If you don't know the length of the list, then you will have to traverse it complete to ensure random picks. The method I've used in this case is the one described by Tom Hawtin (54070). While traversing the list you keep k elements that form your random selection to that point. (Initially you just add the first k elements you encounter.) Then, with probability k/i, you replace a random element from your selection with the ith element of the list (i.e. the element you are at, at that moment).
It's easy to show that this gives a random selection. After seeing m elements (m > k), we have that each of the first m elements of the list are part of you random selection with a probability k/m. That this initially holds is trivial. Then for each element m+1, you put it in your selection (replacing a random element) with probability k/(m+1). You now need to show that all other elements also have probability k/(m+1) of being selected. We have that the probability is k/m * (k/(m+1)*(1-1/k) + (1-k/(m+1))) (i.e. probability that element was in the list times the probability that it is still there).
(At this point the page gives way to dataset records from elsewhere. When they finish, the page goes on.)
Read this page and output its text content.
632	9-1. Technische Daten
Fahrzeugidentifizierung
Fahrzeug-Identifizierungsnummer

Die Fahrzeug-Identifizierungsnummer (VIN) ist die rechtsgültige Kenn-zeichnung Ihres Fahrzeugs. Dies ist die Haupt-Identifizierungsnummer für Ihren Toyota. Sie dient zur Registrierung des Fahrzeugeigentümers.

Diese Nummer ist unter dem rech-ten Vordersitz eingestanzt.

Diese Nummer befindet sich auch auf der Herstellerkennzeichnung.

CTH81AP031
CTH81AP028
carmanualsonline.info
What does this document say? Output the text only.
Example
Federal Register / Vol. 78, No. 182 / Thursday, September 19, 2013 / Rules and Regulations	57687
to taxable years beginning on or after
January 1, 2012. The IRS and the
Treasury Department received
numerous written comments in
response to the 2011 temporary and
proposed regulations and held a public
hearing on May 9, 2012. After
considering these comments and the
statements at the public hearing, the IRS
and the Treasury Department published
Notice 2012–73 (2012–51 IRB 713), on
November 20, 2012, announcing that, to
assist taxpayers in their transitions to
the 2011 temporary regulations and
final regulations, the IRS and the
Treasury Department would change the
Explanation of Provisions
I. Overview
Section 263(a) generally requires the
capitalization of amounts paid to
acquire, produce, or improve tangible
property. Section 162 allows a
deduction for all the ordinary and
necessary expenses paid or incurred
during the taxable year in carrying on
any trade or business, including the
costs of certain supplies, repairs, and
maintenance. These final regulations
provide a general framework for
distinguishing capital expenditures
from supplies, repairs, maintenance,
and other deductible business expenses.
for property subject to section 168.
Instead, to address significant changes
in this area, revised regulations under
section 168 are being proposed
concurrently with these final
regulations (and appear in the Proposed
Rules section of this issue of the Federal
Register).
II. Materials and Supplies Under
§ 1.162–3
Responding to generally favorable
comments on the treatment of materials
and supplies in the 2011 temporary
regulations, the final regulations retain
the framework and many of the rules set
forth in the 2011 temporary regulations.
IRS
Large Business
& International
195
With calculus you can straightforwardly show that this is equal to k/(m+1).
Well, you do need to know what N is at runtime at least, even if this involves doing an extra pass over the list to count them. The simplest algorithm to do this is to just pick a random number in N and remove that item, repeated k times. Or, if it is permissible to return repeat numbers, don't remove the item.
Unless you have a VERY large N, and very stringent performance requirements, this algorithm runs with O(N*k) complexity, which should be acceptable.
Edit: Nevermind, Tom Hawtin's method is way better. Select the random numbers first, then traverse the list once. Same theoretical complexity, I think, but much better expected runtime.
Why can't you just do something like
List GetKRandomFromList(List input, int k)
List ret = new List();
for(i=0;i<k;i++)
ret.Add(input[Math.Rand(0,input.Length)]);
return ret;
I'm sure that you don't mean something that simple so can you specify further?